III.             Questions en litige

[24]           La demanderesse allègue que la Commission a commis plusieurs erreurs, qu’elle énumère à la page 2 de son mémoire des faits et du droit. Compte tenu de l’objet des observations détaillées qu’elle a présentées lors de l’audience, j’estime que les questions soulevées peuvent être regroupées comme suit :

                                                                (i)                        La Commission a-t-elle interprété erronément les pouvoirs qui lui sont attribués en vertu de l’article 36 de la Loi?

                                                               (ii)                        La Commission a-t-elle commis une erreur en concluant que, même si elle avait le pouvoir d’accueillir la demande de la demanderesse, elle la rejetterait de toute façon au motif qu’il était plus approprié que l’arbitre de grief se prononce sur celle-ci?

                                                             (iii)                        La Commission a-t-elle manqué à son obligation d’équité procédurale parce qu’elle n’a pas invité la demanderesse à présenter une réponse?

IV.             Loi

[25]           La disposition la plus pertinente de la Loi est l’article 36. Cet article est libellé comme suit :

Pouvoirs et fonctions de la Commission

 

Powers and Functions of the Board

 

36. La Commission met en œuvre la présente loi et exerce les pouvoirs et fonctions que celle-ci lui confère ou qu’implique la réalisation de ses objets, notamment en rendant des ordonnances qui exigent l’observation de la présente loi, des règlements pris sous le régime de celle-ci ou des décisions qu’elle rend sur les questions qui lui sont soumises.

36. The Board administers this Act and it may exercise the powers and perform the functions that are conferred or imposed on it by this Act, or as are incidental to the attainment of the objects of this Act, including the making of orders requiring compliance with this Act, regulations made under it or decisions made in respect of a matter coming before the Board.

[26]           Deux autres dispositions de la Loi sont reproduites à l’annexe A des présents motifs : le paragraphe 224(2), sur lequel la demanderesse s’est appuyée, mais qui ne s’applique pas à un arbitre de grief, ainsi que le paragraphe 226(2).

V.                Analyse

A.                Norme de contrôle

[27]           La demanderesse soutient que la première question en litige soulève une question de compétence, alors que la deuxième constitue un refus d’exercer une compétence. Elle est d’avis que la norme de la décision correcte s’applique dans les deux cas. J’estime que la demanderesse ne qualifie pas correctement ces questions.

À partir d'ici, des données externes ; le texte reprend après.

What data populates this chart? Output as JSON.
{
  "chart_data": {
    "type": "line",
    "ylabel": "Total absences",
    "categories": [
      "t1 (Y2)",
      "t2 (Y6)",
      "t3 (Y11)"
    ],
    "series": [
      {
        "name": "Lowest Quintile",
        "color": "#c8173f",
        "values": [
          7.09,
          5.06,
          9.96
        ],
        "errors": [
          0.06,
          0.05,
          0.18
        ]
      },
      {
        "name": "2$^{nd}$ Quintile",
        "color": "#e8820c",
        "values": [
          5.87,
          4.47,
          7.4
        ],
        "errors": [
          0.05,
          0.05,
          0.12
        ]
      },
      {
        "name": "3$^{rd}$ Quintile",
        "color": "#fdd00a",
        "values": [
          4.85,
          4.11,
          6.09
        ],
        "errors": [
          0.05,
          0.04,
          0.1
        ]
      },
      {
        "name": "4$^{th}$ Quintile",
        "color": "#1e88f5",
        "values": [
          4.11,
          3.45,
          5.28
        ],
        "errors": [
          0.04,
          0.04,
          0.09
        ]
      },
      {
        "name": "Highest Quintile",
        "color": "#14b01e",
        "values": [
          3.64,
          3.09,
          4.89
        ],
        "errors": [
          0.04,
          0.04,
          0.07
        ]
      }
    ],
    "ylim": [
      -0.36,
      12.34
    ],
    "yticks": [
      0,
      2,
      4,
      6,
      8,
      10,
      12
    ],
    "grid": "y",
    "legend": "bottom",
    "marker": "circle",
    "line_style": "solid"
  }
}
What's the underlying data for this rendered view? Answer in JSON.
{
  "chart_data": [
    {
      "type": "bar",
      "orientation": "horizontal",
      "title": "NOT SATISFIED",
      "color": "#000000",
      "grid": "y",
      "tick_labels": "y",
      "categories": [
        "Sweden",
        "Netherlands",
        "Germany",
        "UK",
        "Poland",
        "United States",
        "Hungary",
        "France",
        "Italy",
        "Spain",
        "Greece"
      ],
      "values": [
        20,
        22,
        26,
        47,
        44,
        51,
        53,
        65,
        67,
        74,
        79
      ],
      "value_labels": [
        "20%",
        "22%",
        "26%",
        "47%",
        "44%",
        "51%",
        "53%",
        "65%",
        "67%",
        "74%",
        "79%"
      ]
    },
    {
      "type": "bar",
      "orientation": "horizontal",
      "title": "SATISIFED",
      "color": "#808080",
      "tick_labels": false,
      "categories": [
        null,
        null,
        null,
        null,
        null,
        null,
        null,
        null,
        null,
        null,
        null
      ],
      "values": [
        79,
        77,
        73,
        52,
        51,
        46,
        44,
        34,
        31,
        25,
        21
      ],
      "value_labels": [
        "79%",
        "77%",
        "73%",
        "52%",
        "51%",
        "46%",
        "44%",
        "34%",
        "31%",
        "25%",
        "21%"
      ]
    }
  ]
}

[28]           Dans l’arrêt Dunsmuir c. Nouveau-Brunswick, 2008 CSC 9, [2008] 1 R.C.S. 190, au paragraphe 35, la Cour suprême du Canada met les tribunaux en garde contre la tentation de catégoriser les questions simplement en fonction du fait qu’elles soulèvent une question de compétence et d’ainsi les assujettir à un examen judiciaire plus étendu (voir également l’arrêt Alberta (Information and Privacy Commissioner) c. Alberta Teachers’ Association, 2011 CSC 61, [2011] 3 R.C.S. 654, au paragraphe 34). J’estime que la question de savoir si la Commission a le pouvoir de récuser un arbitre saisi d’un grief n’est pas une véritable question de compétence, pas plus que ne l’était la question dont notre Cour était saisie dans l’arrêt Amos (voir l’arrêt Amos, au paragraphe 24).

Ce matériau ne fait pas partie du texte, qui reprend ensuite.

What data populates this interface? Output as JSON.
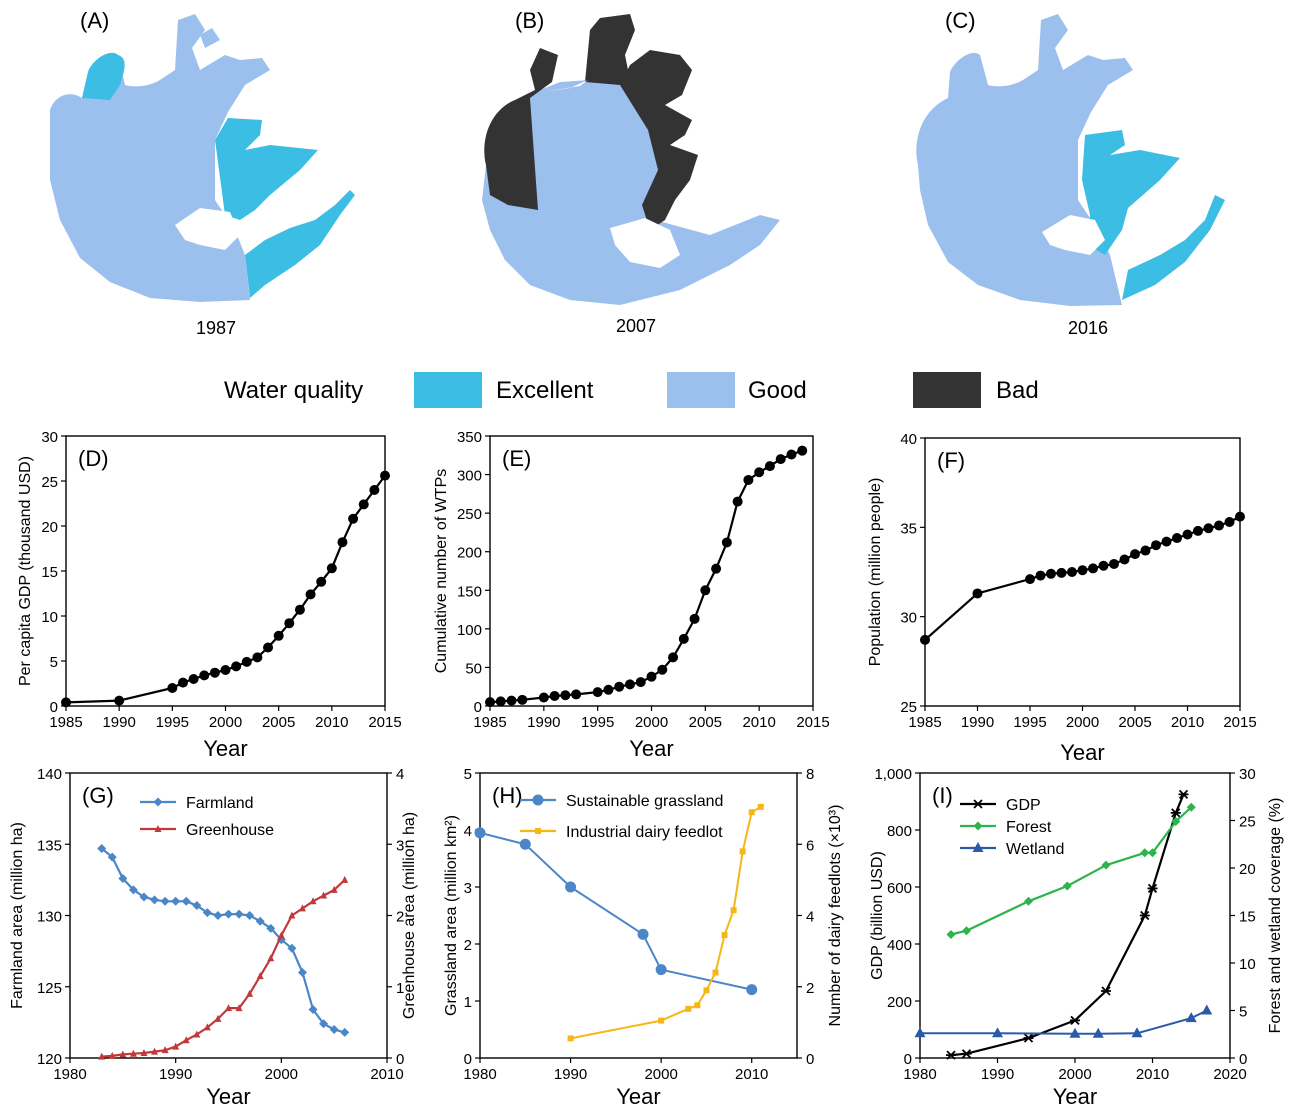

[29]           La demanderesse ne met pas en doute que la Commission a le pouvoir d’interpréter la Loi. De fait, il ressort à l’évidence de l’article 36 de la Loi que cette tâche est au cœur de son mandat. Bien qu’elle ait été menée dans un contexte quelque peu différent, j’adopte l’analyse du juge Evans dans l’arrêt Bernard c. Canada (Procureur général), 2012 CAF 92, [2012] 4 R.C.F. 370, aux paragraphes 32 à 38 (conf. par 2014 CSC 13). Selon moi, la norme déférente de la décision raisonnable est également appropriée en l’espèce compte tenu de l’expertise que possède la Commission pour interpréter sa loi constitutive et de la disposition privative rigoureuse énoncée à l’article 51(1) de la Loi.

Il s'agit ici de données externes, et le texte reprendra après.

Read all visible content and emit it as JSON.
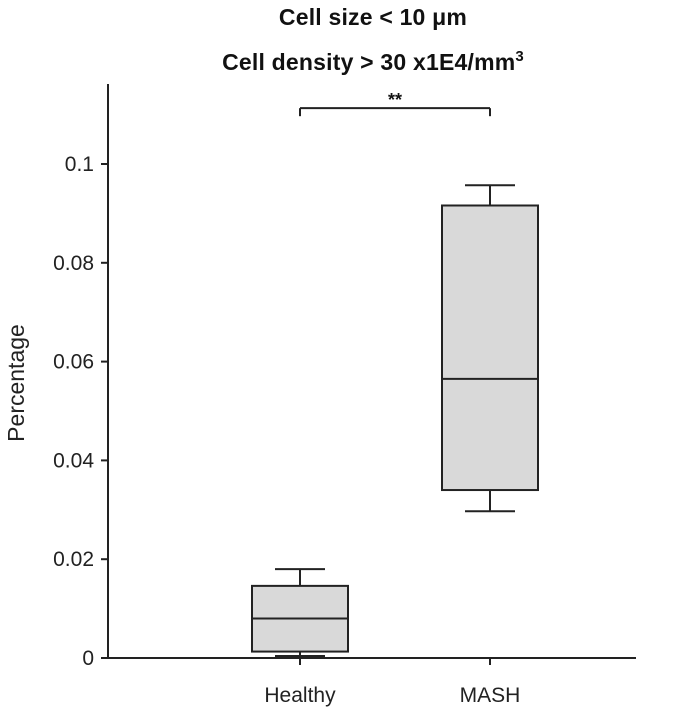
{
  "chart_data": {
    "type": "box",
    "title_line1_prefix": "Cell size < 10 ",
    "title_line1_unit": "μm",
    "title_line2_prefix": "Cell density > 30 x1E4/mm",
    "title_line2_sup": "3",
    "xlabel": "",
    "ylabel": "Percentage",
    "ylim": [
      0,
      0.1125
    ],
    "yticks": [
      "0",
      "0.02",
      "0.04",
      "0.06",
      "0.08",
      "0.1"
    ],
    "ytick_values": [
      0,
      0.02,
      0.04,
      0.06,
      0.08,
      0.1
    ],
    "grid": false,
    "box_color": "#d9d9d9",
    "categories": [
      "Healthy",
      "MASH"
    ],
    "boxes": [
      {
        "category": "Healthy",
        "min": 0.0004,
        "q1": 0.0013,
        "median": 0.008,
        "q3": 0.0146,
        "max": 0.018
      },
      {
        "category": "MASH",
        "min": 0.0297,
        "q1": 0.034,
        "median": 0.0565,
        "q3": 0.0916,
        "max": 0.0957
      }
    ],
    "annotations": [
      {
        "from": "Healthy",
        "to": "MASH",
        "y": 0.1113,
        "label": "**"
      }
    ]
  }
}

[30]           Cette norme s’applique aussi aux questions mixtes de fait et de droit et, plus particulièrement en l’espèce, aux conclusions de la Commission sur la façon dont elle exercerait son pouvoir si, comme il a été soutenu, il lui était loisible de récuser l’arbitre de grief.

[31]           Pour ce qui est de la question de l’équité procédurale, il est bien établi en droit que la norme applicable est celle de la décision correcte (Canada (Citoyenneté et Immigration) c. Khosa, 2009 CSC 12, [2009] 1 R.C.S. 339, au paragraphe 43; Exeter c. Canada (Procureur général), 2011 CF 86, aux paragraphes 16‑17, conf. sur ce point par 2012 CAF 119, au paragraphe 6).

B.                 La Commission a-t-elle interprété erronément l'article 36 de la Loi?

[32]           La demanderesse fait valoir que la Commission a mal compris l’objet de sa requête. Selon elle, cela a donné lieu à une interprétation erronée de la Loi parce que la Commission a centré son attention sur les pouvoirs qu’elle possède à l’égard des « griefs » plutôt que sur son pouvoir de récuser l’arbitre de grief uniquement pour ce qui est de se prononcer sur la validité du protocole d’entente pour manquement à l’équité procédurale (mémoire des faits et du droit de la demanderesse, page 1, paragraphes 6, 20-23 et 33).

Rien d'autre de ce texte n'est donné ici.